Variante inglese e scuola: elementari e asili chiusi nelle zone rosse. Gli scenari
Gli esperti del Cts: più a rischio i bambini da 0 a 9 anni. E uno studio inglese conferma: l’Italia dimostra che ora i più piccoli sono più esposti. La stretta allo studio del governo
Gianna Fregonara e Orsola Riva
Il ministro Patrizio Bianchi dice che vorrebbe riaprire tutte le scuole al 100 per cento. L’ex ministra Lucia Azzolina si commuove quando pensa al momento in cui dovette chiuderle lo scorso marzo. Ma su studenti e prof (che in questi giorni cominciano ad essere vaccinati) incombe di nuovo una sorte incerta. E il rischio di nuove dolorose decisioni è tutt’altro che scampato. La sfida ha un nome preciso: variante inglese, che come ormai si sa, colpisce anche i bambini più piccoli contrariamente a quanto è successo finora con il virus proveniente da Wuhan. Anzi: questa volta i più a rischio sarebbero proprio i bambini della fascia 0-9, secondo quanto è emerso nelle riunioni del Cts che sull’argomento scuola però nelle ultime settimane non è più stato chiamato ad esprimersi. Se finora i più penalizzati sono stati gli studenti delle superiori, come ha riconosciuto anche Mario Draghi nel suo discorso al Senato, adesso il vero nodo sembrano essere diventate le elementari, che nei mesi scorsi - tranne che in Campania e in Puglia - erano rimaste sempre aperte, pur con quarantene e qualche disguido.

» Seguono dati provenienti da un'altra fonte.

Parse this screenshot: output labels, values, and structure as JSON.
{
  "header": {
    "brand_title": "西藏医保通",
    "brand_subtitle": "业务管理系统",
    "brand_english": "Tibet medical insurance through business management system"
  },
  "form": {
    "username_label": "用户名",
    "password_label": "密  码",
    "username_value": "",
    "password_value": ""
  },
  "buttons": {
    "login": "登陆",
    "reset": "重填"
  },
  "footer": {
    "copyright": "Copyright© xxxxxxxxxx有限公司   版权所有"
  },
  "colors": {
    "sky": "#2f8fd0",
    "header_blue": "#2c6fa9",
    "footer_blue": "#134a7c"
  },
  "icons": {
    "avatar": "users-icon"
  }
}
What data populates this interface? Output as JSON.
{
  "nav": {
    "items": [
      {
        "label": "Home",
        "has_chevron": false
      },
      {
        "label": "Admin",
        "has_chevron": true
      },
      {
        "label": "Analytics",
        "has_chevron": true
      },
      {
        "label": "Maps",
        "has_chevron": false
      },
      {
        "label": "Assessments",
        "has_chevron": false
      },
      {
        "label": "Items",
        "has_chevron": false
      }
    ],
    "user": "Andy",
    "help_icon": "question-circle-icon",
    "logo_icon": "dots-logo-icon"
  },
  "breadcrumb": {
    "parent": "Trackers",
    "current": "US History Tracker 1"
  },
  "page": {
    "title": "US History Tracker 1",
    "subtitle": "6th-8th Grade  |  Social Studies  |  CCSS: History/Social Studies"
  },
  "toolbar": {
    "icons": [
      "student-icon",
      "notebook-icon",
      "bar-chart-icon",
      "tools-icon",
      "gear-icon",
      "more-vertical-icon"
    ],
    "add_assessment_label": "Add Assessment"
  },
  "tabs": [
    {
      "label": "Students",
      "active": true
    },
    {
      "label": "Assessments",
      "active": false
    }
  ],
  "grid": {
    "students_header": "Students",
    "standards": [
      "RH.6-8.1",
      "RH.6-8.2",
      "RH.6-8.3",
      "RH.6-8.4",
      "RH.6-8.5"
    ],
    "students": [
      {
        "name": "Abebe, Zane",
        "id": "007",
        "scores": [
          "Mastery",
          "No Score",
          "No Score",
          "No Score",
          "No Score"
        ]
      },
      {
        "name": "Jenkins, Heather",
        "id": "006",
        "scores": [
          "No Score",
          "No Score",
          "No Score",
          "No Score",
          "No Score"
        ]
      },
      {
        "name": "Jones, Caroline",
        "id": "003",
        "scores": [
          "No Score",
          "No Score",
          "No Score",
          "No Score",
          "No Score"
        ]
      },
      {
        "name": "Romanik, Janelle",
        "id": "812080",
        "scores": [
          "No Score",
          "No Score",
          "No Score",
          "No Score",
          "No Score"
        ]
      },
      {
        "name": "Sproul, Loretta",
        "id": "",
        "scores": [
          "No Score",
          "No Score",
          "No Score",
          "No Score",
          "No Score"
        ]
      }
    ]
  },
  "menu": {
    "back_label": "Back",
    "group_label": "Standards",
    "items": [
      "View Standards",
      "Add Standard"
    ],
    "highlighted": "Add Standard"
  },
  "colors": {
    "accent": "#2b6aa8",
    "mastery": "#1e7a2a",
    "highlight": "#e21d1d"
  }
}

Allarme asili e scuole elementari
La settimana scorsa, l’esplosione di contagi legati alla variante inglese in provincia di Perugia e di Terni ha indotto la Regione a chiudere tutte le scuole nei 65 i comuni umbri coinvolti: non solo medie e superiori, ma anche nidi, materne e elementari. Di fronte alle proteste dei genitori, il Tar in un primo momento si è pronunciato a favore della riapertura del ciclo 0-6 anni, ma subito dopo il Consiglio di Stato ha confermato l’ordinanza regionale: vista l’«assoluta necessaria precauzione rispetto al contagio e alla necessità di non interrompere il piano vaccinale», tutte le scuole restano chiuse fino al 21 febbraio. Stesso provvedimento è stato preso a Pescara e Ancona dopo l’impennata di casi collegati alla variante inglese. Idem per i quattro Comuni lombardi dove dal 17 febbraio è stata decretata una settimana di zona rossa, simile a quella istituita la primavera scorsa a Codogno, con divieto di ingresso e uscita dai confini comunali, saracinesche dei negozi abbassate e, appunto, scuole chiuse dai nidi alle superiori. Del resto è proprio nelle classi che sono stati individuati i primi focolai di variante inglese. A Bollate, per esempio, comune a Nordovest di Milano che dista in linea d’aria 12 chilometri dal Duomo, tutto sembra essere partito da una scuola d’infanzia e da due primarie che erano già state chiuse la settimana scorsa dopo che 59 fra alunni, insegnanti e familiari erano risultati positivi al Covid. In Campania, l’esplosione di nuovi casi legati alla variante inglese ha già acceso un nuovo scontro fra il governatore Vincenzo De Luca - subito pronto a richiudere le scuole - e il sindaco di Napoli Luigi De Magistris, favorevole al massimo a interventi circoscritti e mirati. Mentre in Puglia l’assessore alla Salute Pierluigi Lopalco ha annunciato nelle ultime ore l’intenzione di mettere nuove restrizioni per la scuola «perché il virus colpisce i più giovani», ma ha precisato che resta in attesa di nuove indicazioni dal governo «perché la situazione pugliese è analoga a quella di tutte le regioni italiane dove le nuove varianti si stanno diffondendo».